Walmart Closes its E-Commerce Domain After a Costly Mistake

Walmart on Tuesday announced the closure of their e-commerce bubble Jet.com as weakening traffic for the domain despite a rebranding effort finally fell short.

Walmart on Tuesday announced the closure of their e-commerce bubble Jet.com as weakening traffic for the domain despite a rebranding effort finally fell short. The announcement comes as Walmart reported its online sales from the e-commerce fell 74% during the ongoing pandemic. Walmart quoted closing of the e-commerce domain due to lowered sales even quoting continuing strength of the Walmart.com brand.
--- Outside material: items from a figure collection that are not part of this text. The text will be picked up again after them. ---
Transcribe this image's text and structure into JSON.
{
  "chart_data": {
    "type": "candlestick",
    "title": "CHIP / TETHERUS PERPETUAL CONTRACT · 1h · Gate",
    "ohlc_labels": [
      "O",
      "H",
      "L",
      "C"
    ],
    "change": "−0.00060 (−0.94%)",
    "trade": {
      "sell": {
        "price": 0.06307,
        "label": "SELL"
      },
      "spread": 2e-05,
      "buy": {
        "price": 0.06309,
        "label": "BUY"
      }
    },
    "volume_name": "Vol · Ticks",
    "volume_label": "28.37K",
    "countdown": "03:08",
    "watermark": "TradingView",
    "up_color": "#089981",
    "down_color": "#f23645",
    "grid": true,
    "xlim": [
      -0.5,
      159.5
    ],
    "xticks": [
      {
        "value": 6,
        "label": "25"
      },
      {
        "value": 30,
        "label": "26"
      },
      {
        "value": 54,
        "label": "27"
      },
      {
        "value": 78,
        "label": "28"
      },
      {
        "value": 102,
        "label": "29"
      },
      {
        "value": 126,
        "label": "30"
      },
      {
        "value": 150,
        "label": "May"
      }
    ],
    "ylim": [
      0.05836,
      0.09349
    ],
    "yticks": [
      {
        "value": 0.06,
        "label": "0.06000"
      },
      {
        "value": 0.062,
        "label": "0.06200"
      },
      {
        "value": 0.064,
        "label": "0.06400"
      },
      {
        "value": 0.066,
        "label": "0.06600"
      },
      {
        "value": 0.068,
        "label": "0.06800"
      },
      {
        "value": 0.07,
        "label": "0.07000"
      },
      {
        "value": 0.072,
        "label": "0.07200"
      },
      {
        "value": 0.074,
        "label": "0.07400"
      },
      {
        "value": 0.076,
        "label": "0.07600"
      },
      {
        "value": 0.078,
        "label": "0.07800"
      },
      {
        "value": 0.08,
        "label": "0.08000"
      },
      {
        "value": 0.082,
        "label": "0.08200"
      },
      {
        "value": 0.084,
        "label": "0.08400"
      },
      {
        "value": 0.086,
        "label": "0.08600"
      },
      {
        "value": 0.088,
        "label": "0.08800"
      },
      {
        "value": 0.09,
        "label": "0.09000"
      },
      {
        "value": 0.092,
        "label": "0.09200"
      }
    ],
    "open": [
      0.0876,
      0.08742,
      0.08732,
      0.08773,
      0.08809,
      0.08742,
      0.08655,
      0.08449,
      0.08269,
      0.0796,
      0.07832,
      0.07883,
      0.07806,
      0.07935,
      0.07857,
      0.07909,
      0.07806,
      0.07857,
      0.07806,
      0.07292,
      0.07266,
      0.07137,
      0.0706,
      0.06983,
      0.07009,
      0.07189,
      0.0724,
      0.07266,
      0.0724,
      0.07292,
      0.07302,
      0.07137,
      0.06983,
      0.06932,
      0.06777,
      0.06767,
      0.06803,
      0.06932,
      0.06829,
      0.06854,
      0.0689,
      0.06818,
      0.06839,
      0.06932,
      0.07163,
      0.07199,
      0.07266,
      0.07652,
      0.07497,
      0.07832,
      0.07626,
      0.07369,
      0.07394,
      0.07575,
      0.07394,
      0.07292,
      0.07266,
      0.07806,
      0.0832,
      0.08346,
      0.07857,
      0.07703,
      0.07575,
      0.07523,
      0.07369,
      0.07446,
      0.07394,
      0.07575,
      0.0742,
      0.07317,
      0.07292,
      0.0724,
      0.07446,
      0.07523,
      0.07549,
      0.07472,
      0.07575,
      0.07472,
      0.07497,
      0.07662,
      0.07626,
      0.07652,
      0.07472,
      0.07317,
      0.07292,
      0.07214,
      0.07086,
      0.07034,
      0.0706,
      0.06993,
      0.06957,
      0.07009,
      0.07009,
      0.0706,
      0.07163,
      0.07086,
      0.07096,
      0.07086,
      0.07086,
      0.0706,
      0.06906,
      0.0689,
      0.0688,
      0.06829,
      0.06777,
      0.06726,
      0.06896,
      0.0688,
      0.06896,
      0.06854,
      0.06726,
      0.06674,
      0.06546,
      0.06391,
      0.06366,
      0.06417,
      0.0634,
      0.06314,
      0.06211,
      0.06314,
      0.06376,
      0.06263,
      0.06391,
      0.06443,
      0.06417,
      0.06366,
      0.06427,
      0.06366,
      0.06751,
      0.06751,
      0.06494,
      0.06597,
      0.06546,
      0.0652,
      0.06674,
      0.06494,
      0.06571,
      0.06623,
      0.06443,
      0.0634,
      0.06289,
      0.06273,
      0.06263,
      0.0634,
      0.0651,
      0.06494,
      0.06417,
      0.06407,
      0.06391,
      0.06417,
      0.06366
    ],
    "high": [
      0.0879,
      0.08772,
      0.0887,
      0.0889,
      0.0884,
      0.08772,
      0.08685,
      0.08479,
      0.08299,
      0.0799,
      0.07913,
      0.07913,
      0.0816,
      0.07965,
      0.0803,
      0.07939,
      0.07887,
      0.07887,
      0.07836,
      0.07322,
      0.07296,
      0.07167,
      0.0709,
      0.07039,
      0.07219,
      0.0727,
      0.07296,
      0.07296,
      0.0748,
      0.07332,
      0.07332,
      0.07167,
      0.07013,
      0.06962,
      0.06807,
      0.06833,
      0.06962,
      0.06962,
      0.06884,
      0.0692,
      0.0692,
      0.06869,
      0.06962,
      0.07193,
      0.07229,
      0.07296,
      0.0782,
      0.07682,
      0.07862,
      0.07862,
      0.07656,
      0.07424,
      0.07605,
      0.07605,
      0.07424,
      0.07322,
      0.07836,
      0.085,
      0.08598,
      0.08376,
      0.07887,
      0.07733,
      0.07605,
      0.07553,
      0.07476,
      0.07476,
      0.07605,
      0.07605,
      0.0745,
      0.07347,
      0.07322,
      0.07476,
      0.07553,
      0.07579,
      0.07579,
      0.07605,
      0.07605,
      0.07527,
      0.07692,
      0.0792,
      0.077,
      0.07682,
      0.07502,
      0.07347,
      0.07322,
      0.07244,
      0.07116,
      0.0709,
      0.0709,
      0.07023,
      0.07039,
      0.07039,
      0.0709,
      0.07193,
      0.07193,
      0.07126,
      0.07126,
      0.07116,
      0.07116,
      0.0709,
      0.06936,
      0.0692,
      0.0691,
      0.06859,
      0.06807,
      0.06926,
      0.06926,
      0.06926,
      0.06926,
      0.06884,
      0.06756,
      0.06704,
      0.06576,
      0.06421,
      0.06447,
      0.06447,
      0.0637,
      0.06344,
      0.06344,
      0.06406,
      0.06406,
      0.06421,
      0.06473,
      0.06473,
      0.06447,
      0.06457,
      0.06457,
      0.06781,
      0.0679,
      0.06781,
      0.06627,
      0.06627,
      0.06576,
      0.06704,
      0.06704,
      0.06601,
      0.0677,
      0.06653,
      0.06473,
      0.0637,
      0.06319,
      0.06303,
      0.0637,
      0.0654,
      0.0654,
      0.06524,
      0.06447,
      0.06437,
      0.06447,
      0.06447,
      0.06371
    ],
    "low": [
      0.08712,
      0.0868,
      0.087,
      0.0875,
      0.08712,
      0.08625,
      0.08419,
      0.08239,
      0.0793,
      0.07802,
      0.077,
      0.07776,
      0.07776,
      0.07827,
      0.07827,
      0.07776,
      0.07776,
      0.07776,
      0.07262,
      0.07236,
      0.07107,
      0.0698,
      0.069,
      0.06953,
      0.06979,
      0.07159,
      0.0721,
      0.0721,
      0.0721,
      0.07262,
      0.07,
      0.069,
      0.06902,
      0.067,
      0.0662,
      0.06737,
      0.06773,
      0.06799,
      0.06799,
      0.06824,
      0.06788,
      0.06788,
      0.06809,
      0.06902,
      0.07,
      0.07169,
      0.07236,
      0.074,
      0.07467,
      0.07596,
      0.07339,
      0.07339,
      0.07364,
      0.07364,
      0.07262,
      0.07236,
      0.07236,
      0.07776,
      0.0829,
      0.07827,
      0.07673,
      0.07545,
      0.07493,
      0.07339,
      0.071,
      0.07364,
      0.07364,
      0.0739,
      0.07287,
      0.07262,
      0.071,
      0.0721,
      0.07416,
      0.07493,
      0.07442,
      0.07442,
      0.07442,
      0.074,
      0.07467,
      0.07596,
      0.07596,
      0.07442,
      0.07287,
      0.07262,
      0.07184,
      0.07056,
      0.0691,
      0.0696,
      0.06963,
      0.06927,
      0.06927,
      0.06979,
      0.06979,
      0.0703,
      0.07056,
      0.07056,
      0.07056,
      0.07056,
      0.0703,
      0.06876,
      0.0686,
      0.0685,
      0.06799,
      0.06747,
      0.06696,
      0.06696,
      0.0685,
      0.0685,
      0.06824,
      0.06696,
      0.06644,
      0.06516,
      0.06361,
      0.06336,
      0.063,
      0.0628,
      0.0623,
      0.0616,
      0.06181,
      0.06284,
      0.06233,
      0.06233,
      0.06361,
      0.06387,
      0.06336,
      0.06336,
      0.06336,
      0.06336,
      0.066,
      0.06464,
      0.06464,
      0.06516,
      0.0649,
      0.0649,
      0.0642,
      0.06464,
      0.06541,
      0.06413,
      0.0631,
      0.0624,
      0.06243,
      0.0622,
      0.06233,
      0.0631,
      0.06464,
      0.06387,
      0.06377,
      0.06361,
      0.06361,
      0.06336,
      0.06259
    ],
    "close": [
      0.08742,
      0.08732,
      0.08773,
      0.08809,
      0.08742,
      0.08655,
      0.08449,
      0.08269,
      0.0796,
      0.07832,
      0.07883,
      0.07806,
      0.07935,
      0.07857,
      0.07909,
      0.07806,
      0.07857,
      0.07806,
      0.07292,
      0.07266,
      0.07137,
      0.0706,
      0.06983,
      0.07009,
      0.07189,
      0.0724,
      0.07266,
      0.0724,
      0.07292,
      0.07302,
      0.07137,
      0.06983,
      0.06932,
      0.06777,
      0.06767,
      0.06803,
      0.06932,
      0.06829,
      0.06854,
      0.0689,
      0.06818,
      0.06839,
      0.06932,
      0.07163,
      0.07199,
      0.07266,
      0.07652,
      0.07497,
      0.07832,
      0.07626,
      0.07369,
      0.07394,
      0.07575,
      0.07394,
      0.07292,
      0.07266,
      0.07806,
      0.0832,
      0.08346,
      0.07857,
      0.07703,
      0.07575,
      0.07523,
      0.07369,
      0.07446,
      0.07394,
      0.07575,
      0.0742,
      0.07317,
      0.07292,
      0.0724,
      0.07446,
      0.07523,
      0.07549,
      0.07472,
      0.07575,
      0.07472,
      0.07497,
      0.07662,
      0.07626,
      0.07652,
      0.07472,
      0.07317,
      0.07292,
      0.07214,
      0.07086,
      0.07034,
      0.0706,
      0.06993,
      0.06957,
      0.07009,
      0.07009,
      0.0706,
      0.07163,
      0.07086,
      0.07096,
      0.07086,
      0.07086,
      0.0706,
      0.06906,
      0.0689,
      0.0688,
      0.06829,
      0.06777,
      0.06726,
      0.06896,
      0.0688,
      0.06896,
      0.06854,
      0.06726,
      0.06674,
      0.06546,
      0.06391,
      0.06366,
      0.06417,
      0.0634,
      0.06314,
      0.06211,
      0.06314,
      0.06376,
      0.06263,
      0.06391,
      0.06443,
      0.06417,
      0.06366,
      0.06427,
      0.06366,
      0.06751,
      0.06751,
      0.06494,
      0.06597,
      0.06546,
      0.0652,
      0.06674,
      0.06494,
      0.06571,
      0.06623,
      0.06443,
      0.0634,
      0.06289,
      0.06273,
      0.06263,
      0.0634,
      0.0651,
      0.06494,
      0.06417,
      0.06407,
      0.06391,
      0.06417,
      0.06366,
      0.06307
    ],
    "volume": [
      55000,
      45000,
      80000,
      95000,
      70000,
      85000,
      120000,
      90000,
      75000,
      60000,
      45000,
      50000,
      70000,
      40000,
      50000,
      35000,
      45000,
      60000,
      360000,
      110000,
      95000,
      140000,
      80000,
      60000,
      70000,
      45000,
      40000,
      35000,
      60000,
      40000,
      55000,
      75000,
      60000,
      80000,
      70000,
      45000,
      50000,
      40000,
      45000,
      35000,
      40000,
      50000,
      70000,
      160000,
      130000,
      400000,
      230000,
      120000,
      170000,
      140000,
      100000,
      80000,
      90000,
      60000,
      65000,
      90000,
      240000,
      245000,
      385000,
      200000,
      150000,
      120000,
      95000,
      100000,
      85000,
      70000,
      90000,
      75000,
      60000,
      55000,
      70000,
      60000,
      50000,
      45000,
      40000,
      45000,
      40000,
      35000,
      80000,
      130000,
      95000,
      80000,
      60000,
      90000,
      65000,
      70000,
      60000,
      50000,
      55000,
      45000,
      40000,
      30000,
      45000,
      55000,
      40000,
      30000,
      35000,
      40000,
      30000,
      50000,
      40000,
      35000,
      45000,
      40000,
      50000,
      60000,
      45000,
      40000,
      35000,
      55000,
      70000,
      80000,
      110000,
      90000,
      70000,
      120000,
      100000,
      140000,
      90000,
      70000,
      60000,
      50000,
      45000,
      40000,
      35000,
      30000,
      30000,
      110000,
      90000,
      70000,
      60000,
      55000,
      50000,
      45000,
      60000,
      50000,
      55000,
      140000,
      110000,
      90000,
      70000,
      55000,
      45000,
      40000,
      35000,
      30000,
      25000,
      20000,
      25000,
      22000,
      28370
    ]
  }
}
Jet was originally based in Hoboken, New Jersey launched in the summer of 2016 and raised $700 million, a huge amount of cash for a new company. It was scooped up by Walmart in 2016 for a whopping $3.3 billion which was part of a string of e-commerce buys. After acquiring Jet, Walmart saw a huge growth in their parent domain which overtook eBay as the 2 largest online retailer in the U.S.

Jet’s online traffic plummeted after it was acquired as Walmart decided to focus on their own domain. Marketplace Pulse reports Jet Traffic dropped from 33 million visits in December to a meager 1.4 million visit in December 2019. While Jet tried getting back the friction by rebranding itself as a platform for urban dwellers in 2018, it was quickly diminished by the big players.

Walmart reported a 74% increase in online sales in the last quarter. While these numbers look strong, they do not match Amazon who is completely dominating as the largest e-commerce platform in the United States for the last four year. At the time of writing Amazon has around 39% of the pie while Walmart only holds 5% even though Walmart sits at the number two position.

However, Walmart still holds the title for the biggest offline store in the United States, it is highly unlikely that it will storm to take Amazon’s place any time soon.